Given the current aid environment and widespread criticisms about UK aid spending, it is not surprising that plans by DFID to fund the training of Ethiopian paramilitaries with poor human rights records have come under attack. While it is not for me to judge whether engaging with this particular group is a good idea or not, the Ethiopian story is a good example of the real dilemmas faced by development practitioners and by policy-makers.
If the international community is serious about tackling security and justice deficits in the developing world, it must accept that it might have to work outside its comfort zone. This may require going beyond the traditional aid conditionality route, to consider how donors can best leverage their influence to reduce human rights abuses. In this context, which actors to support or work with, and under what conditions, is often at the heart of debates on justice and security sector reform.
First and foremost, there is a clear need to engage with a range of institutions responsible for delivering security and justice: not only the police, the army and the judiciary, but also traditional authorities, community policing groups and alternative dispute resolution mechanisms, so that they contribute to a more peaceful society that respects the rule of law.

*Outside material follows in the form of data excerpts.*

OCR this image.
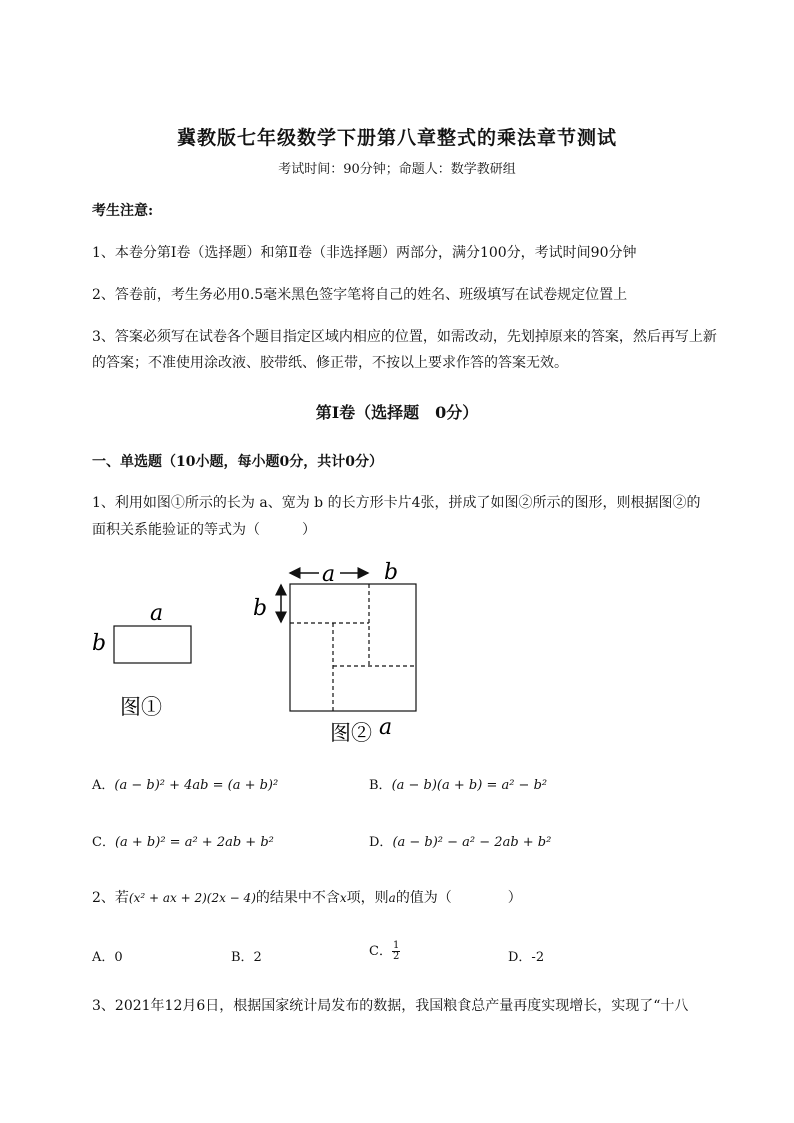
冀教版七年级数学下册第八章整式的乘法章节测试
考试时间：90分钟；命题人：数学教研组
考生注意:
1、本卷分第I卷（选择题）和第Ⅱ卷（非选择题）两部分，满分100分，考试时间90分钟
2、答卷前，考生务必用0.5毫米黑色签字笔将自己的姓名、班级填写在试卷规定位置上
3、答案必须写在试卷各个题目指定区域内相应的位置，如需改动，先划掉原来的答案，然后再写上新
的答案；不准使用涂改液、胶带纸、修正带，不按以上要求作答的答案无效。
第I卷（选择题　0分）
一、单选题（10小题，每小题0分，共计0分）
1、利用如图①所示的长为 a、宽为 b 的长方形卡片4张，拼成了如图②所示的图形，则根据图②的
面积关系能验证的等式为（　　　）
a
b
图①
a b
b
图② a
A．(a − b)² + 4ab = (a + b)²	B．(a − b)(a + b) = a² − b²
C．(a + b)² = a² + 2ab + b²	D．(a − b)² − a² − 2ab + b²
2、若(x² + ax + 2)(2x − 4)的结果中不含x项，则a的值为（　　　　）
A．0	B．2	C． $\frac{1}{2}$	D．-2
3、2021年12月6日，根据国家统计局发布的数据，我国粮食总产量再度实现增长，实现了“十八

There is also a need to go beyond the state/non-state divide. It is undeniable that both state and non-state security and justice actors abuse human rights in many cases. The entire premise of security and justice reforms should be to transform such rights abusers so that they do not continue to abuse human rights – and to end impunity where possible, including through improved accountability mechanisms. But it is naïve to suggest that peacebuilding programmes should work only with those who have a clean human rights record – not least because in many conflict-affected contexts there are few security and justice actors that can claim to possess a clean record. The reality of building disciplined, rights-respecting and professional security and justice services in conflict-affected contexts may precisely require working with some highly illiberal actors.
DFID is hardly rubbing its hands in glee at the prospects of working with such groups. Of course it would prefer to work with liberal-minded forces that support human rights. The point is that such forces are often non-existent in many fragile and conflict-affected contexts, and it is precisely the aim of security and justice programmes to ensure that they emerge. Such an approach to security and justice reform aims to work ‘with the grain’ of societies undergoing transition to create more rights-respecting, but also locally-meaningful and accepted, security and justice solutions.

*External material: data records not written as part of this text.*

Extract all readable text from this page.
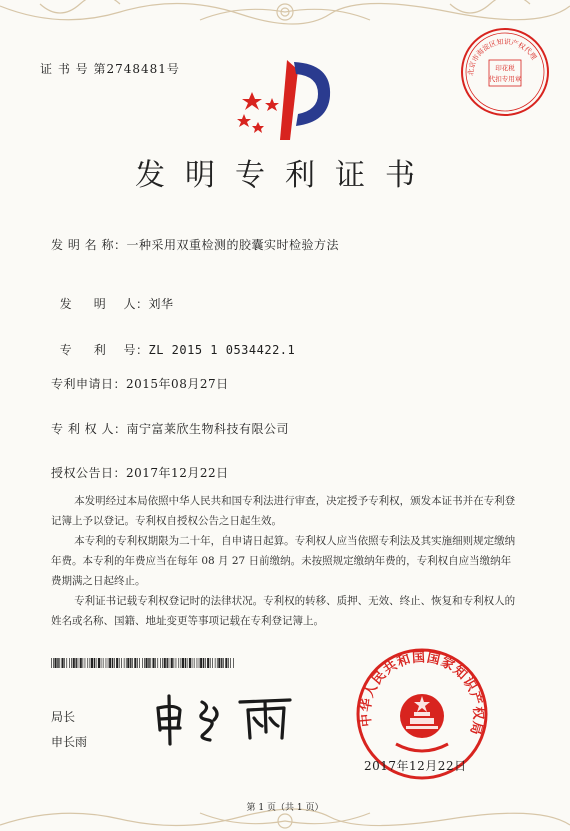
证 书 号 第2748481号	北京市海淀区知识产权代理
印花税
代扣专用章
发明专利证书
发 明 名 称：一种采用双重检测的胶囊实时检验方法

发     明    人：刘华

专     利    号：ZL 2015 1 0534422.1

专利申请日：2015年08月27日
专 利 权 人：南宁富莱欣生物科技有限公司
授权公告日：2017年12月22日

本发明经过本局依照中华人民共和国专利法进行审查，决定授予专利权，颁发本证书并在专利登记簿上予以登记。专利权自授权公告之日起生效。

本专利的专利权期限为二十年，自申请日起算。专利权人应当依照专利法及其实施细则规定缴纳年费。本专利的年费应当在每年 08 月 27 日前缴纳。未按照规定缴纳年费的，专利权自应当缴纳年费期满之日起终止。

专利证书记载专利权登记时的法律状况。专利权的转移、质押、无效、终止、恢复和专利权人的姓名或名称、国籍、地址变更等事项记载在专利登记簿上。

局长
申长雨
中华人民共和国国家知识产权局
2017年12月22日
第 1 页（共 1 页）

Of course, this approach carries some risks and one-size-fits-all solutions will not work here. In reality, each situation needs to be judged on its own merits – and it may be the case that in the current aid environment, such decisions are tougher than ever. However, it is important to recognise that, if well understood and assessed, these risks can be mitigated. This will require some practical steps and changes to current approaches to standard justice and security programming.
First, it is important that international agencies (and the third party providers that implement many multi-year donor programmes) have a nuanced and politically-informed understanding of the societies with which they work. This should go beyond just the national level to engage with local-level dynamics and, importantly, draw on such sources as human rights reports to understand the potential to do harm. This understanding is only possible if donors invest in a broader range of staff expertise, including technical policing and justice skills, awareness of governance and political issues, and in-depth country and linguistic knowledge. Good local knowledge can be developed and maintained by longer stints in-country and by building staff incentives through appraisal processes.
Second, managing risk also requires the rigorous monitoring of programmes. This does not just mean a focus on demonstrating results, typically at the end of programming cycles. Monitoring and evaluation should be de-coupled so that the monitoring component fulfils its intended purpose of assessing progress and risks (including the risk of doing harm) on a rolling basis and adjusting projects that are not achieving intended goals. This still allows for evaluation to separately determine longer-term overall results but also provides room for the experimentation, programme refinement and ‘real time’ risk assessment that are required in the complex fields of security and justice.
Third, donors need to remember that security and justice institutions can only mirror the terms of the reigning political settlement. Tinkering with security and justice institutions in ways that are overly localised can miss a key point: that without deeper political reform the underlying causes of violence and conflict, and ongoing protection for the impunity of perpetrators, will remain unchallenged. Security and justice reform cannot, therefore, be considered in isolation from the wider political process.
Conflict is widely recognised as one of the biggest inhibitors to development – underscored by the fact that no fragile states are on track to meet a single Millennium Development Goal. As a result, personal security and conflict are being considered for inclusion in the post-2015 development agenda. If we are serious about the challenge that insecurity poses to development, we need to recognise that engaging with the issue is going to be complicated and involve some difficult decisions that may involve getting our hands dirty.